How Soon Can I Begin to Repaid My Credit After Bankruptcy? - Marvin
Posted April 15, 2013
WRAL Reader Question
My wife and I filed for and were granted Chapter 7 Bankruptcy three-and-a-half years ago. It was a life-saving move in that the debt was crushing us and it forced us to create and live by a budget so we won't get back into the same situation again. Both of us have improved our income (the family income now is about 50% more than it was when we filed).
I've heard the magic time frame for bankruptcy is 7 years. Following that, your credit is restored and you can get reasonable interest rates when using credit is a necessity. How true is this, how much does bankruptcy affect your credit long-term, and are there any ways to improve our credit scores during the 7-year time-frame?
Thank you so much for reaching out and asking me your question. I'm glad you didn't wait one more day to do so.
The time to begin rebuilding your credit is on the day you get the notice the debt has been discharged. In a chapter 7 bankruptcy this is typically around 90 days after filing.

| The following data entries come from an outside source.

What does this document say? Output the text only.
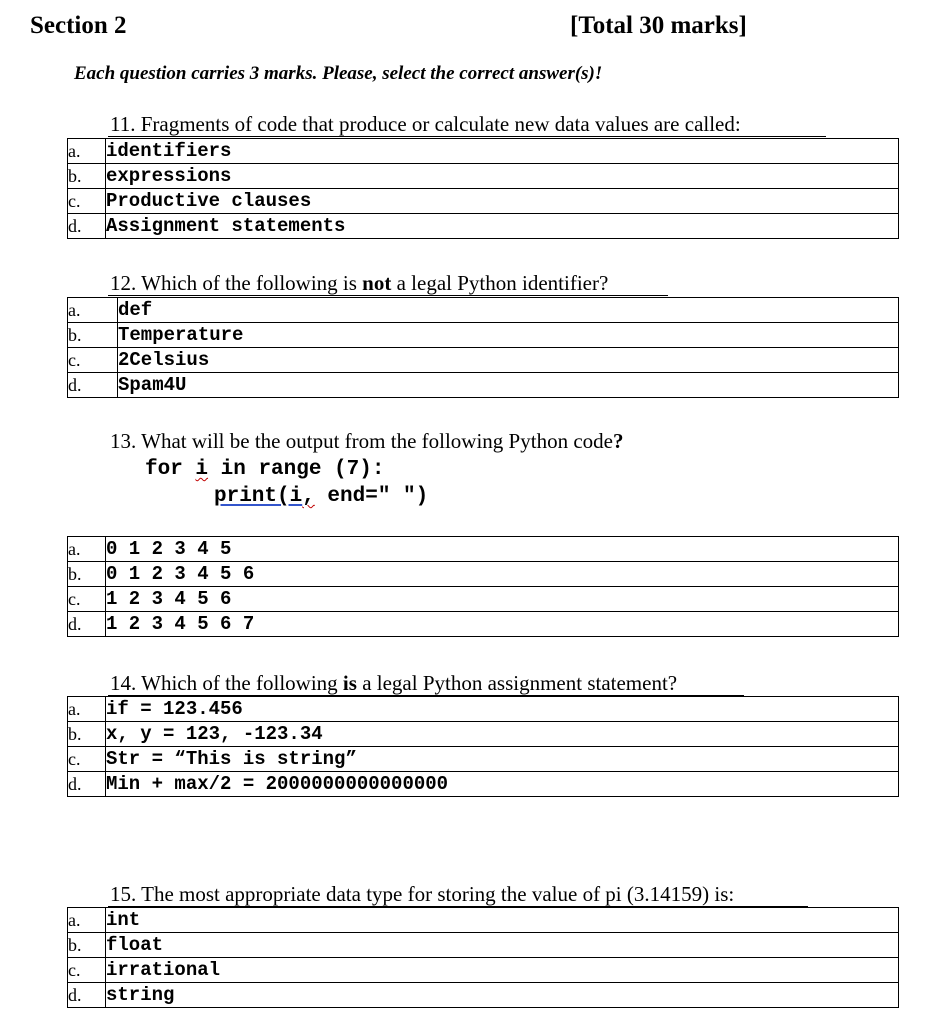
Section 2	[Total 30 marks]
Each question carries 3 marks. Please, select the correct answer(s)!
11. Fragments of code that produce or calculate new data values are called:
a.	identifiers
b.	expressions
c.	Productive clauses
d.	Assignment statements
12. Which of the following is not a legal Python identifier?
a.	def
b.	Temperature
c.	2Celsius
d.	Spam4U
13. What will be the output from the following Python code?
for i in range (7):
print(i, end=" ")
a.	0 1 2 3 4 5
b.	0 1 2 3 4 5 6
c.	1 2 3 4 5 6
d.	1 2 3 4 5 6 7
14. Which of the following is a legal Python assignment statement?
a.	if = 123.456
b.	x, y = 123, -123.34
c.	Str = “This is string”
d.	Min + max/2 = 2000000000000000
15. The most appropriate data type for storing the value of pi (3.14159) is:
a.	int
b.	float
c.	irrational
d.	string
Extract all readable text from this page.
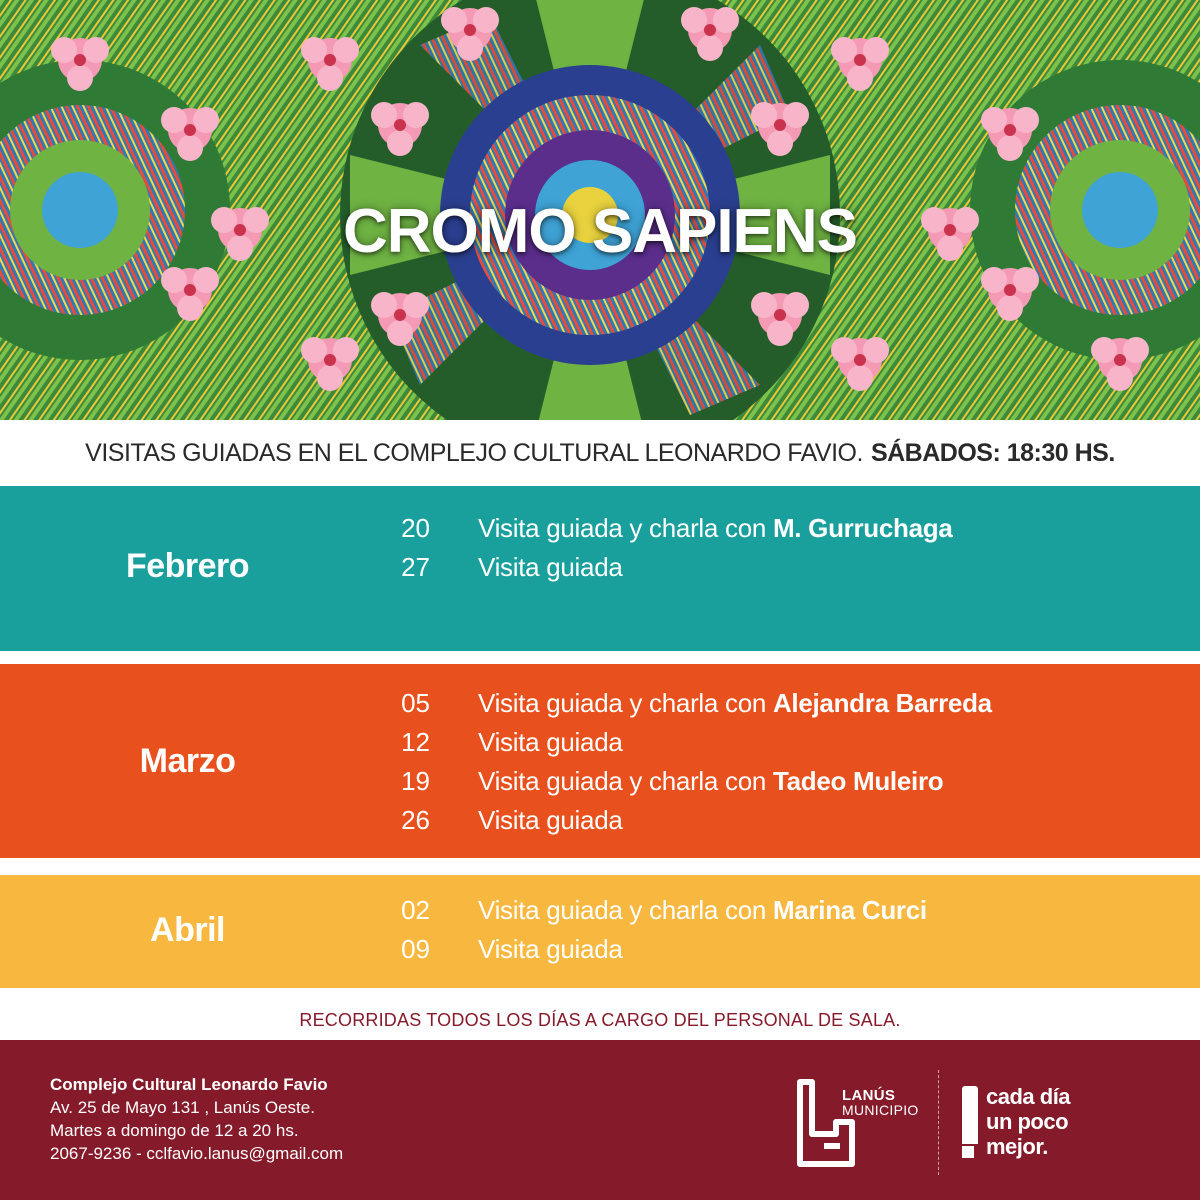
CROMO SAPIENS
VISITAS GUIADAS EN EL COMPLEJO CULTURAL LEONARDO FAVIO. SÁBADOS: 18:30 HS.
Febrero
20 Visita guiada y charla con M. Gurruchaga
27 Visita guiada
Marzo
05 Visita guiada y charla con Alejandra Barreda
12 Visita guiada
19 Visita guiada y charla con Tadeo Muleiro
26 Visita guiada
Abril
02 Visita guiada y charla con Marina Curci
09 Visita guiada
RECORRIDAS TODOS LOS DÍAS A CARGO DEL PERSONAL DE SALA.
Complejo Cultural Leonardo Favio
Av. 25 de Mayo 131 , Lanús Oeste.
Martes a domingo de 12 a 20 hs.
2067-9236 - cclfavio.lanus@gmail.com
LANÚS
MUNICIPIO
cada día
un poco
mejor.
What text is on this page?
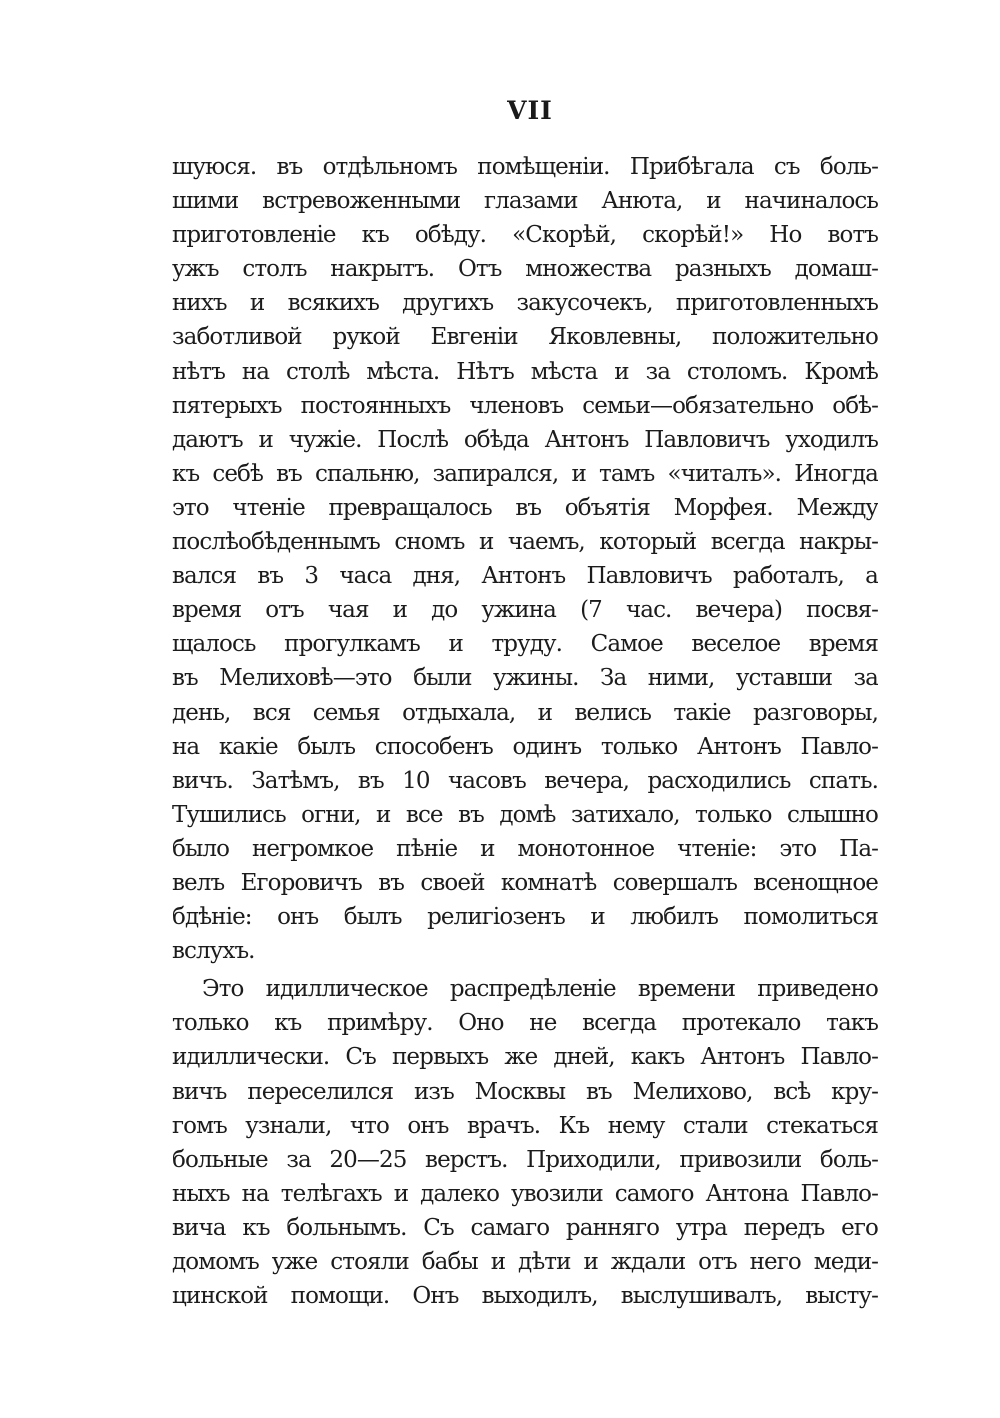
VII
шуюся. въ отдѣльномъ помѣщеніи. Прибѣгала съ боль-
шими встревоженными глазами Анюта, и начиналось
приготовленіе къ обѣду. «Скорѣй, скорѣй!» Но вотъ
ужъ столъ накрытъ. Отъ множества разныхъ домаш-
нихъ и всякихъ другихъ закусочекъ, приготовленныхъ
заботливой рукой Евгеніи Яковлевны, положительно
нѣтъ на столѣ мѣста. Нѣтъ мѣста и за столомъ. Кромѣ
пятерыхъ постоянныхъ членовъ семьи—обязательно обѣ-
даютъ и чужіе. Послѣ обѣда Антонъ Павловичъ уходилъ
къ себѣ въ спальню, запирался, и тамъ «читалъ». Иногда
это чтеніе превращалось въ объятія Морфея. Между
послѣобѣденнымъ сномъ и чаемъ, который всегда накры-
вался въ 3 часа дня, Антонъ Павловичъ работалъ, а
время отъ чая и до ужина (7 час. вечера) посвя-
щалось прогулкамъ и труду. Самое веселое время
въ Мелиховѣ—это были ужины. За ними, уставши за
день, вся семья отдыхала, и велись такіе разговоры,
на какіе былъ способенъ одинъ только Антонъ Павло-
вичъ. Затѣмъ, въ 10 часовъ вечера, расходились спать.
Тушились огни, и все въ домѣ затихало, только слышно
было негромкое пѣніе и монотонное чтеніе: это Па-
велъ Егоровичъ въ своей комнатѣ совершалъ всенощное
бдѣніе: онъ былъ религіозенъ и любилъ помолиться
вслухъ.
Это идиллическое распредѣленіе времени приведено
только къ примѣру. Оно не всегда протекало такъ
идиллически. Съ первыхъ же дней, какъ Антонъ Павло-
вичъ переселился изъ Москвы въ Мелихово, всѣ кру-
гомъ узнали, что онъ врачъ. Къ нему стали стекаться
больные за 20—25 верстъ. Приходили, привозили боль-
ныхъ на телѣгахъ и далеко увозили самого Антона Павло-
вича къ больнымъ. Съ самаго ранняго утра передъ его
домомъ уже стояли бабы и дѣти и ждали отъ него меди-
цинской помощи. Онъ выходилъ, выслушивалъ, высту-
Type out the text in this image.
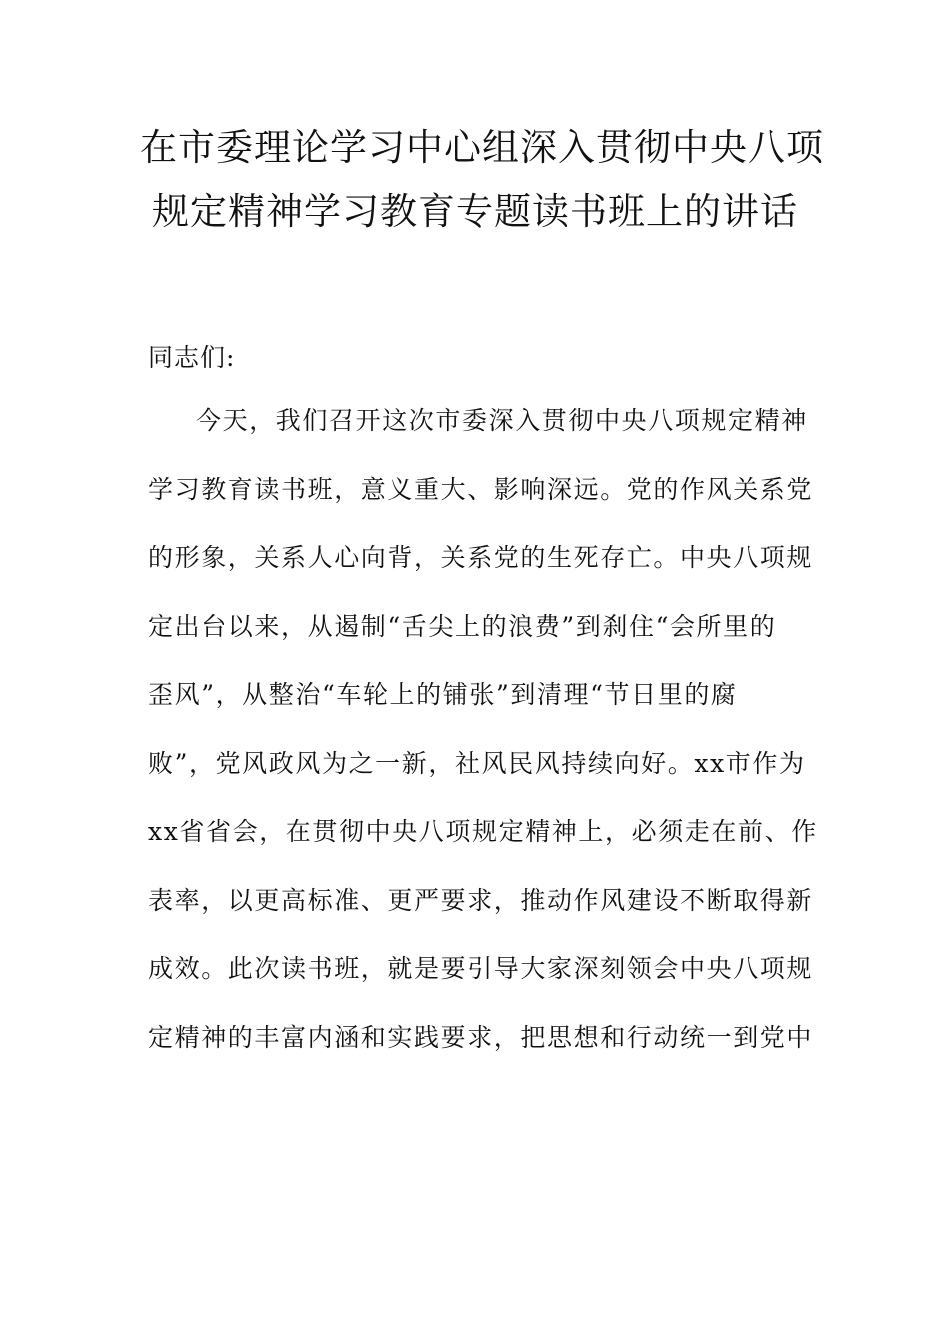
在市委理论学习中心组深入贯彻中央八项
规定精神学习教育专题读书班上的讲话
同志们:
今天，我们召开这次市委深入贯彻中央八项规定精神
学习教育读书班，意义重大、影响深远。党的作风关系党
的形象，关系人心向背，关系党的生死存亡。中央八项规
定出台以来，从遏制“舌尖上的浪费”到刹住“会所里的
歪风”，从整治“车轮上的铺张”到清理“节日里的腐
败”，党风政风为之一新，社风民风持续向好。xx市作为
xx省省会，在贯彻中央八项规定精神上，必须走在前、作
表率，以更高标准、更严要求，推动作风建设不断取得新
成效。此次读书班，就是要引导大家深刻领会中央八项规
定精神的丰富内涵和实践要求，把思想和行动统一到党中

There is no need to wait to get your credit back on track. If you start then, by the first year you'd be able to buy a new car, by the second year you'd be able to qualify for a mortgage, and by the third year your credit score would be back to new.
In fact creditors don't wait. Immediately after bankruptcy people start getting offers for new credit.
After bankruptcy many people avoid credit. They associate credit with pain and I certainly understand. When I filed bankruptcy in 1990 I felt the exact same way.
But the reality is that it is never the credit that gets people in trouble, it's the debt. It is possible and advantageous to have good credit without having bad debt. It's like owning sharp knives in the kitchen but not stabbing people with them. You can do it.
Because of the association of pain and credit, people avoid credit after bankruptcy. That's the wrong move to make.
Rebuilding good credit is critical to your future financial success in order to pull your credit score up and make it shine. Having a good credit score does not mean you need to go out and get loaded up in debt. It just means that when that time comes when you may need to get a mortgage or finance a car, you'll pay the least amount in interest. It's a smart financial move.
A credit score is used for other things as well, like pricing insurance or screening. There is no disadvantage to having a good credit score.
Read my guide How to Easily Rebuild Your Credit and Have Good Credit Again and let's get you headed in the right direction quickly.
And on your question about how bankruptcy impacts you credit score long-term, it doesn't if you just follow my guide and get back in the game to build your credit back to better than before.